"You think of taking up teaching?"

"Yes, doctor."

"Listen to my advice. Don't! Go to Russia and hurl bombs. Go to a hospital and wash feet. Marry a drunken scoundrel who'll ill-treat you and sell the very bed you lie on. Anything rather than being a teacher. You mustn't be a teacher, not you."

"But why shouldn't I?" she asked.

"I'll tell you.... The qualifications for a teacher are a flat chest, weak eyes, poor hair, and a character that can see one side of a question only. People whose nerves and blood are too feeble to live their own lives are good enough to teach others, but those whose blood courses through their veins like molten fire, whose eyes are filled with longing, to whom the problems of life are there for seeing and knowing, not for blind mechanical vivisection, they--but I mustn't go on, though I should like to."
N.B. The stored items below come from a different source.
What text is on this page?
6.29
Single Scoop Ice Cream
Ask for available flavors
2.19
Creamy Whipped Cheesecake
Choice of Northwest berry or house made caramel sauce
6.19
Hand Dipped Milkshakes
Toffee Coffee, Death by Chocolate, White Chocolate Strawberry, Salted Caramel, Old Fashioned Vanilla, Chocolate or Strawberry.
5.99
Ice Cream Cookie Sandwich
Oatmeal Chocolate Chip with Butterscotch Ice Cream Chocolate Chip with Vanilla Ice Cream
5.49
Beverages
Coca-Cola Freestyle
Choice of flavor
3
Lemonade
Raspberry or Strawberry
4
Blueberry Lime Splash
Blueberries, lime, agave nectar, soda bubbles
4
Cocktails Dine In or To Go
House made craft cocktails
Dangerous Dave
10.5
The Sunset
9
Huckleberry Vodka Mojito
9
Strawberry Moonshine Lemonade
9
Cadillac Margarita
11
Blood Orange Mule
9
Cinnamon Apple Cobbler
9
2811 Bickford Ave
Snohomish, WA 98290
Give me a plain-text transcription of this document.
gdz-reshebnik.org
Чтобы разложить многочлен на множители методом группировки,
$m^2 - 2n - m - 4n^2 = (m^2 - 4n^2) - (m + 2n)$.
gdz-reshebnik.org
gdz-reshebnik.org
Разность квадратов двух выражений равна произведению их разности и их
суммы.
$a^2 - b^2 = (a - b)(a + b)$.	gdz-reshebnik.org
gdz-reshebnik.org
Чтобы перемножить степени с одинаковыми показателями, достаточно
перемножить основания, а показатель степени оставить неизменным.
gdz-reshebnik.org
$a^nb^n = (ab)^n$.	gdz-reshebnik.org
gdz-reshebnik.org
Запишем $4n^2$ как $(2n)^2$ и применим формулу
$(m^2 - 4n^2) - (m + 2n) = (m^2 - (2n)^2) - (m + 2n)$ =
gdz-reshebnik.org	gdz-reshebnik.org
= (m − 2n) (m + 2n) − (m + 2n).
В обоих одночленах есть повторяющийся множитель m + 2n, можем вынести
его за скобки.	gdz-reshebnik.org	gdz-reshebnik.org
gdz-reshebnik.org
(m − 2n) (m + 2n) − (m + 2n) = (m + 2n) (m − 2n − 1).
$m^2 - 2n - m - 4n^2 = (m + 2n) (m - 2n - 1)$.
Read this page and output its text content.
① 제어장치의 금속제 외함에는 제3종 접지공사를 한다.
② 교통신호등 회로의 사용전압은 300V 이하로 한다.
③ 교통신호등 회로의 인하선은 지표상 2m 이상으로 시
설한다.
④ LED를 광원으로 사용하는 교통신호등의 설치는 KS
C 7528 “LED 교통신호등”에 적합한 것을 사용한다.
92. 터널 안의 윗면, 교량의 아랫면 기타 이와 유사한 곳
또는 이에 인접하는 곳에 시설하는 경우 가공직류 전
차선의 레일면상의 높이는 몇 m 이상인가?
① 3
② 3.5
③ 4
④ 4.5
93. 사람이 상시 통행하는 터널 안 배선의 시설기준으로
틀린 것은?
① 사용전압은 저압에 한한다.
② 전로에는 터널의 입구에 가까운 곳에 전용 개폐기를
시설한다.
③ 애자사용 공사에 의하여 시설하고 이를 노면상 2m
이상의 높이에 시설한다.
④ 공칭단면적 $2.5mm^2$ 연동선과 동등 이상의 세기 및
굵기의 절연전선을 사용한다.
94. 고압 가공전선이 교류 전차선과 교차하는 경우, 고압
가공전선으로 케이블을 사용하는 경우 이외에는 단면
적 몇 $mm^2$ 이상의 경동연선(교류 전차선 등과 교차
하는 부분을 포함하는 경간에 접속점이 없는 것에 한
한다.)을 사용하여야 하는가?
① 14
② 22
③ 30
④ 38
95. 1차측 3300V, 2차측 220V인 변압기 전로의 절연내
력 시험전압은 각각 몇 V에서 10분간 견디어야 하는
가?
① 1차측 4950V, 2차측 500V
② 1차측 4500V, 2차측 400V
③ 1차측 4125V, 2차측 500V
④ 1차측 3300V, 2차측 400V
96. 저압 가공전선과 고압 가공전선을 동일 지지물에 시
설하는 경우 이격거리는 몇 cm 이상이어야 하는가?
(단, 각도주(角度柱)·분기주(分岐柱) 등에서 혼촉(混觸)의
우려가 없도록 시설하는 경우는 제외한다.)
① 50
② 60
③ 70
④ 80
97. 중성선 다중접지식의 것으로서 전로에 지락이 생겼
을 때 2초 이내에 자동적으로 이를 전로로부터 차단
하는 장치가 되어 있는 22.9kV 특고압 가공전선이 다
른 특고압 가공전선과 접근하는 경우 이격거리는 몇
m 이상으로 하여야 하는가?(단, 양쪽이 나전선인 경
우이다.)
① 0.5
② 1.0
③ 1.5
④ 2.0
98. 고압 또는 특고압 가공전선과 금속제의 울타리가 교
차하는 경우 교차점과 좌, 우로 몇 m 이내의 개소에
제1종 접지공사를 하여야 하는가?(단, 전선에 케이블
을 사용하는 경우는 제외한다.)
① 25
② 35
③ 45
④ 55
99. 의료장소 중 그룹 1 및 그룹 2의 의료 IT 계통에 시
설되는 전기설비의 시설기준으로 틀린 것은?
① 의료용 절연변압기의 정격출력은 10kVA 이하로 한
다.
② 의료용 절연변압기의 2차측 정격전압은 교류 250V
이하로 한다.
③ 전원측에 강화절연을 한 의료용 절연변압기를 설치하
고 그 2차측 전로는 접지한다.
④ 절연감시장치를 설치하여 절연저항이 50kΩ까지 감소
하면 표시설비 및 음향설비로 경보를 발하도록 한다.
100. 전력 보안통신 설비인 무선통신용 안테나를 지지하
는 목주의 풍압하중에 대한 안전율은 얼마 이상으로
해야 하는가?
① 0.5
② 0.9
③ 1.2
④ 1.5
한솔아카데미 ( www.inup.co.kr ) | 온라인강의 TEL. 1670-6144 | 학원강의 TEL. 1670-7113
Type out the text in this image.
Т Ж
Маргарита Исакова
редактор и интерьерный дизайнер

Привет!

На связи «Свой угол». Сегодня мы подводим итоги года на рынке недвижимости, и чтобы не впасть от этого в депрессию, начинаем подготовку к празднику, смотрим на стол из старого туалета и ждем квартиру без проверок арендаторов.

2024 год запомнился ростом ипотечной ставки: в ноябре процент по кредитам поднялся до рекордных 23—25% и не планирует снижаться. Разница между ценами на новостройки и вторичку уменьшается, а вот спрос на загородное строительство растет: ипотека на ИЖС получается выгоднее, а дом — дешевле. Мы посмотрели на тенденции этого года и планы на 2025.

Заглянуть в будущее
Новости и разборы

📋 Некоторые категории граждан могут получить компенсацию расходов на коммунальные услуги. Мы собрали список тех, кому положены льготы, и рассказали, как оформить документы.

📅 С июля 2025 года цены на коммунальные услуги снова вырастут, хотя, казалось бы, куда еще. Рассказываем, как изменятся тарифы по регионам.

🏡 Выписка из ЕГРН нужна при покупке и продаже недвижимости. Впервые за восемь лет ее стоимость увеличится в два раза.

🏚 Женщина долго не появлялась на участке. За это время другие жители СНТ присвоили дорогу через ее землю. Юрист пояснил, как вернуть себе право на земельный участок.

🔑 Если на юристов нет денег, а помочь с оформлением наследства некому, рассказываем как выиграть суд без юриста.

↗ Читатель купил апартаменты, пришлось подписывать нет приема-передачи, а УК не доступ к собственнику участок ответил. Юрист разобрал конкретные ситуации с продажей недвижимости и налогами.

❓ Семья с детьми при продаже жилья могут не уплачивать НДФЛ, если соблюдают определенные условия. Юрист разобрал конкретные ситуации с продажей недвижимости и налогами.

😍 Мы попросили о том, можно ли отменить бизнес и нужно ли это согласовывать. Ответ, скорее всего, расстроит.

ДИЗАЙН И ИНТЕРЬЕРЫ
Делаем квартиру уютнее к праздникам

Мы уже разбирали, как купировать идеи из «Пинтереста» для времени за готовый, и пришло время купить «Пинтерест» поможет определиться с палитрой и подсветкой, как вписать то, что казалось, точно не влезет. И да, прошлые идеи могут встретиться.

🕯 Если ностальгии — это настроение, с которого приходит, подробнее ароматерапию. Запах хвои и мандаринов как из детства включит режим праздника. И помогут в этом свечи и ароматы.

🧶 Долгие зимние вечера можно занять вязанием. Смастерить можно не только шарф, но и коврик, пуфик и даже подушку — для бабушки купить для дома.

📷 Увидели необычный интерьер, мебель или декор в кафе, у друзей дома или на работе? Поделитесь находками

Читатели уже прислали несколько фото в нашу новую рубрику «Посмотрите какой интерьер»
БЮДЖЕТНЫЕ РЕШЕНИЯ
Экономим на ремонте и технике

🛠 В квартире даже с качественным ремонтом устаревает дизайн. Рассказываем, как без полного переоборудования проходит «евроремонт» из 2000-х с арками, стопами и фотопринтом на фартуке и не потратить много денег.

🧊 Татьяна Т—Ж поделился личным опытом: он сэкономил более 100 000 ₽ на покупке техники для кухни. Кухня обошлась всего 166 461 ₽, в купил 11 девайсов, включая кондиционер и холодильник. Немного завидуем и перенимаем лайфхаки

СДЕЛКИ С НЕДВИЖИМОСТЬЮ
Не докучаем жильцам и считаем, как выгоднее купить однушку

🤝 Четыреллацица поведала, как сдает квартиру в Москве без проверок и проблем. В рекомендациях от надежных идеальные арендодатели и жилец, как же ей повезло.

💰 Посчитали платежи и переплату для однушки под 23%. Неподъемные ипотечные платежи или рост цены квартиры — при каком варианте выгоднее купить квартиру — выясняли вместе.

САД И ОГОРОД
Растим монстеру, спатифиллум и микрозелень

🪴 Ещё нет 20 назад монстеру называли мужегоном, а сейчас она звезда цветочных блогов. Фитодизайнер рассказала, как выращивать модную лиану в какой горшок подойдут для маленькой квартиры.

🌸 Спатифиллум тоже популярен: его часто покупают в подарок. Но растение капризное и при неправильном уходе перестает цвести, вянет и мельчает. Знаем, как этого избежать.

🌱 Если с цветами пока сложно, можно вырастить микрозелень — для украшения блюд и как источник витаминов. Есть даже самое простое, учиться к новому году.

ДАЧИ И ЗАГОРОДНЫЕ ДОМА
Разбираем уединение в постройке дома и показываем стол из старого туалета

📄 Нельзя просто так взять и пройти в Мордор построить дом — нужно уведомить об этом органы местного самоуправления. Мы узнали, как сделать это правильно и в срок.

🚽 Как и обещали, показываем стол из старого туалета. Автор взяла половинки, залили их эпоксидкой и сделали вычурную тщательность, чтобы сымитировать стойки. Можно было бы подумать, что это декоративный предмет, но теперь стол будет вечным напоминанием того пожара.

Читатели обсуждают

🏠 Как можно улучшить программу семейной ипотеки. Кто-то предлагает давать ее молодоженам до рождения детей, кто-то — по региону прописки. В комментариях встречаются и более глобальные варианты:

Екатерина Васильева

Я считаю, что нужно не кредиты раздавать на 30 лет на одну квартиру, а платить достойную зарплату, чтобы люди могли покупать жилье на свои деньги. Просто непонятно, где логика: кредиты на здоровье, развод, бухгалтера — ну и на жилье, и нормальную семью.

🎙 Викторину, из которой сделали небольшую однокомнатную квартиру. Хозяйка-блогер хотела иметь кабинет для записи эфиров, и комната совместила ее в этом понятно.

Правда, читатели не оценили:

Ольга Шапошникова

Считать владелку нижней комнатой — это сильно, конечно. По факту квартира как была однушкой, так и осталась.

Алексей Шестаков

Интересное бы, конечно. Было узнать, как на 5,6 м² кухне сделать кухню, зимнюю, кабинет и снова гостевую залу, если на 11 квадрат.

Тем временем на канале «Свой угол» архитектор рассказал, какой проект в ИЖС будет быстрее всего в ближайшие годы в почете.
"Oh, please go on--please," Lilly besought him.

"How old are you?"

"Sixteen."

"And a woman already!" He looked at her with an expression of tortured admiration.

"Look at me!" he exclaimed. "I too was once a human being, though you'd hardly believe it. I held my arms stretched out to heaven, full of burning desires. I too looked into a girl's eyes with longing, though they were not such a pair of eyes as yours. Let me chatter. You see, I am a dying man, and it'll do you no harm."